As first discussed here and here, in July 2013 the First Circuit Court of Appeals held in Sun Capital Partners III, LP, et al. v. New England Teamsters & Trucking Industry Pension Fund that a Sun Capital Partners private equity fund (Sun Capital) constituted a “trade or business” under the controlled group rules of the Employee Retirement Income Security Act of 1974, as amended (ERISA) for multiemployer plan withdrawal liability purposes. Accordingly, a private equity fund (or affiliated funds) can be held liable for pension obligations of a bankrupt portfolio company.
Sun Capital asked the Supreme Court to review the case, but on March 3, 2014, the Supreme Court denied certiorari. The case will be remanded to the district court for additional factual development regarding the “common control” prong of the “control group” test, which is based on economic ownership instead of voting control. Although the “common control” analysis is complex, generally two entities will be considered to be under common control if one entity owns 80 percent or more of the other entity or when five or fewer persons directly or indirectly own 80 percent or more of two or more entities and have effective control over each entity.
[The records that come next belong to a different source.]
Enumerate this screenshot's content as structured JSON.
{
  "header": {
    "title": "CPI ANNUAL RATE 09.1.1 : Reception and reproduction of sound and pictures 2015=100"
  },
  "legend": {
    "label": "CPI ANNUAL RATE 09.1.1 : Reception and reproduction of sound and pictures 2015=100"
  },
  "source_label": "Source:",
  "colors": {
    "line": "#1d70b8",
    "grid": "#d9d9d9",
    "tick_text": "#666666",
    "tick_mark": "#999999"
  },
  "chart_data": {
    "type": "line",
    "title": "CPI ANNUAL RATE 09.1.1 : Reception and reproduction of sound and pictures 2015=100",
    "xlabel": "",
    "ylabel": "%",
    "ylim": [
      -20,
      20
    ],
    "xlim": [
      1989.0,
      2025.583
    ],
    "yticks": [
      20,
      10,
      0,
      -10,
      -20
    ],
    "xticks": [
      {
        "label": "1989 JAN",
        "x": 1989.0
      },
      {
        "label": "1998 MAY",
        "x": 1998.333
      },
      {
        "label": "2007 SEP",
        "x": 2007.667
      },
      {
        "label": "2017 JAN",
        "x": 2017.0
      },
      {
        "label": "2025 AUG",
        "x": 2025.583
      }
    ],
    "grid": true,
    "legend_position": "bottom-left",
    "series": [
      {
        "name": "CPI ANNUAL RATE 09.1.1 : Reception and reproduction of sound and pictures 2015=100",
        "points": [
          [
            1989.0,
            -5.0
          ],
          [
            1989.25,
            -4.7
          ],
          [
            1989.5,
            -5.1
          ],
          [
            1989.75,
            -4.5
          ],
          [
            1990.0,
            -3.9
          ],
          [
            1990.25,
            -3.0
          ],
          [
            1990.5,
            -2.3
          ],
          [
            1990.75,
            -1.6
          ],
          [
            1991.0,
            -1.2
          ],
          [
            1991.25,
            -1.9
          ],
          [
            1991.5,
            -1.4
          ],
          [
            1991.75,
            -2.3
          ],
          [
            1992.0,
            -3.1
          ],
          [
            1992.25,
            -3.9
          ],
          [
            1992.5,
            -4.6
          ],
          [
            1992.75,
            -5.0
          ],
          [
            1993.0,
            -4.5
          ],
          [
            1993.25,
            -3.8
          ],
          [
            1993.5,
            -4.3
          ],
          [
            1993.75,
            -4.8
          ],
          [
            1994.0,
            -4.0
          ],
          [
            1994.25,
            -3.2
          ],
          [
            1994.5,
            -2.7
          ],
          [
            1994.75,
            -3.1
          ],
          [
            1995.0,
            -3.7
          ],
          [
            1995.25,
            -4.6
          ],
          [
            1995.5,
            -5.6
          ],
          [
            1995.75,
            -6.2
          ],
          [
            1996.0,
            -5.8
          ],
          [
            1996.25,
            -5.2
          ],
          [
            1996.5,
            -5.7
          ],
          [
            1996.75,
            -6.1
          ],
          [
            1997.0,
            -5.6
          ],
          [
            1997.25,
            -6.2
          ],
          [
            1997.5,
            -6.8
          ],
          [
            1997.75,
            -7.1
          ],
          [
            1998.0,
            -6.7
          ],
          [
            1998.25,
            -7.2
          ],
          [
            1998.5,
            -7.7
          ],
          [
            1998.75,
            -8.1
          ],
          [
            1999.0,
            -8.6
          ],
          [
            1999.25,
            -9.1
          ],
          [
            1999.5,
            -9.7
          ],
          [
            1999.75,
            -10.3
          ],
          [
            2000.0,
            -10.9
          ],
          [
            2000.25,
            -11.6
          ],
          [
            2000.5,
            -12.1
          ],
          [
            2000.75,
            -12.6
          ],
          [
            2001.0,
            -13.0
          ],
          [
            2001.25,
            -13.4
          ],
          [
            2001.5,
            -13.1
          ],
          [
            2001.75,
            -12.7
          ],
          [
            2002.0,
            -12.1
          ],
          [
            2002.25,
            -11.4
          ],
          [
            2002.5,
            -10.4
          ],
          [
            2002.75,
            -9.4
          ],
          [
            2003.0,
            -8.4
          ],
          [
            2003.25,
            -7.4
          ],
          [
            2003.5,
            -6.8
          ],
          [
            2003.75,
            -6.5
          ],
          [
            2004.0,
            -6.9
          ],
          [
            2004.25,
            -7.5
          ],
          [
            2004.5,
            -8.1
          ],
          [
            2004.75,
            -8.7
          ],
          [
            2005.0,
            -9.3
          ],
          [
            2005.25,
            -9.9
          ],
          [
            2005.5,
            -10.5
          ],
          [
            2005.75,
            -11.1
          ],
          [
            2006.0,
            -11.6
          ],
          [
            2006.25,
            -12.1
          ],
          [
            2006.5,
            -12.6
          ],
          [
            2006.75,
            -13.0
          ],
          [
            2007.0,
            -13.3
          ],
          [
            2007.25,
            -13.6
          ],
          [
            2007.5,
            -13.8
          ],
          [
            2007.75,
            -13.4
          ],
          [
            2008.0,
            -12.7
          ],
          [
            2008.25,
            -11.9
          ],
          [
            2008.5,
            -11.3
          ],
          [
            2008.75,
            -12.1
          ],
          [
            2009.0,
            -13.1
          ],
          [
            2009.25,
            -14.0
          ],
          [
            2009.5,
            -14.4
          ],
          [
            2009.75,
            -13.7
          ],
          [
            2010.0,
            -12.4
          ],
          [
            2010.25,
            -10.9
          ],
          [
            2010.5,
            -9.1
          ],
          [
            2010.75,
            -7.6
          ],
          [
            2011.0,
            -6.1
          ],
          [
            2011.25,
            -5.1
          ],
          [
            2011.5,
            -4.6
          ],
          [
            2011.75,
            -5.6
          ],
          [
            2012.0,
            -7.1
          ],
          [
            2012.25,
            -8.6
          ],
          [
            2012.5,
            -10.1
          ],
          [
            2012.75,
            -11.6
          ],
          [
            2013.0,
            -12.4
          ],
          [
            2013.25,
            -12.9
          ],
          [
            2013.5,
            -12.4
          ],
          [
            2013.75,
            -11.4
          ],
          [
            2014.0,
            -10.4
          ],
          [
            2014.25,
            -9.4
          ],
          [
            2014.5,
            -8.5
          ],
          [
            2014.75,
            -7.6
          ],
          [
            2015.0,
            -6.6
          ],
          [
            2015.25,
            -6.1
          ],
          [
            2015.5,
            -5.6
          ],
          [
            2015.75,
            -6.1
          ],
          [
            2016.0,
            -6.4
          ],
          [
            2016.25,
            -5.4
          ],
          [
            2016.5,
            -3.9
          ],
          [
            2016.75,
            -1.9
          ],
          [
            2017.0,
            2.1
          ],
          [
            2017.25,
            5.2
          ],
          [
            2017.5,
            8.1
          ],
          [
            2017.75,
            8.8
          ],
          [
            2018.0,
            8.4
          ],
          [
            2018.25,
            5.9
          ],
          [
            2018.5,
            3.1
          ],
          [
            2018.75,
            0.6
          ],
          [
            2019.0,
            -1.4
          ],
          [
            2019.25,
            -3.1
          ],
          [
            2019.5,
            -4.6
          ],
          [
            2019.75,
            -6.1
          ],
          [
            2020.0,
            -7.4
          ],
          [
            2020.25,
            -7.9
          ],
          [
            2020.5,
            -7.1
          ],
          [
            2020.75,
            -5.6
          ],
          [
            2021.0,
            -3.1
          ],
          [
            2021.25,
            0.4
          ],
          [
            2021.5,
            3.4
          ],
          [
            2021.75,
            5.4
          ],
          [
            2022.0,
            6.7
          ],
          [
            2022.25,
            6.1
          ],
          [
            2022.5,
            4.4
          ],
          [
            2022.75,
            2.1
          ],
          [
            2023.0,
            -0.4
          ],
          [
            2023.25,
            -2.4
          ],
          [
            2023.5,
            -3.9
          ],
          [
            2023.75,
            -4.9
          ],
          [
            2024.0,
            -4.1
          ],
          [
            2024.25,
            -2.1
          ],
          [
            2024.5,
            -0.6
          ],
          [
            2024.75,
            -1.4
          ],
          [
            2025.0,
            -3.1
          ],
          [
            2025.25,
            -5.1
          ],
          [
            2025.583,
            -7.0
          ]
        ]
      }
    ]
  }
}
Meanwhile, with the First Circuit Court’s decision firmly in place, private equity funds should consider its implications in the context of future acquisitions and their current portfolio company obligations.
Supreme Court Grants Certiorari in the Omnicare Case
Also on March 3, 2014, the Supreme Court granted certiorari in the Omnicare v. Laborers District Council Construction Industry Pension Fund case. The question under review is whether “[f]or purposes of a Section 11 claim, may a plaintiff plead that a statement of opinion was “untrue” merely by alleging that the opinion itself was objectively wrong, as the Sixth Circuit has concluded, or must the plaintiff also allege that the statement was subjectively false—requiring allegations that the speaker’s actual opinion was different from the one expressed—as the Second, Third, and Ninth Circuits have held?” Section 11 of the Securities Act of 1933, as amended, provides a private remedy for a purchaser of securities issued under a registration statement filed with the Securities and Exchange Commission if the registration statement “contained an untrue statement of material fact or omitted to state a material fact required to be stated therein or necessary to make the statement therein not misleading.”
The Sixth Circuit decision in Indiana State District Council of Laborers v. Omnicare created a circuit split regarding the question of what is required to demonstrate that a statement of opinion is false or misleading. As this question is central to many securities class actions, which often hinge upon the truth or falsity of opinions, not facts, it will be interesting to see what the Supreme Court will decide.
Supreme Court Extends Whistle-Blower Protection
On March 4, 2014, in Lawson v. FMR LLC, the Supreme Court extended whistle-blower protection to subcontractors of publicly held companies. In its decision, reversing a First Circuit decision, the majority held that the whistle-blower provisions of the Sarbanes-Oxley Act cover employees of private contractors and even subcontractors that are hired by publicly traded companies. The law provides that no public company, or any employee, (sub)contractor or agent of such company, could retaliate against an employee for whistle-blowing, but it was unclear whether the law covered only the employees of public companies, or also employees of contractors who do work for public companies.
The holding in this case extends beyond the mutual fund industry, where most funds are managed by independent investment advisers instead of employees, to cover other professionals who work on a contract basis for publicly held companies, including law firms and accounting firms.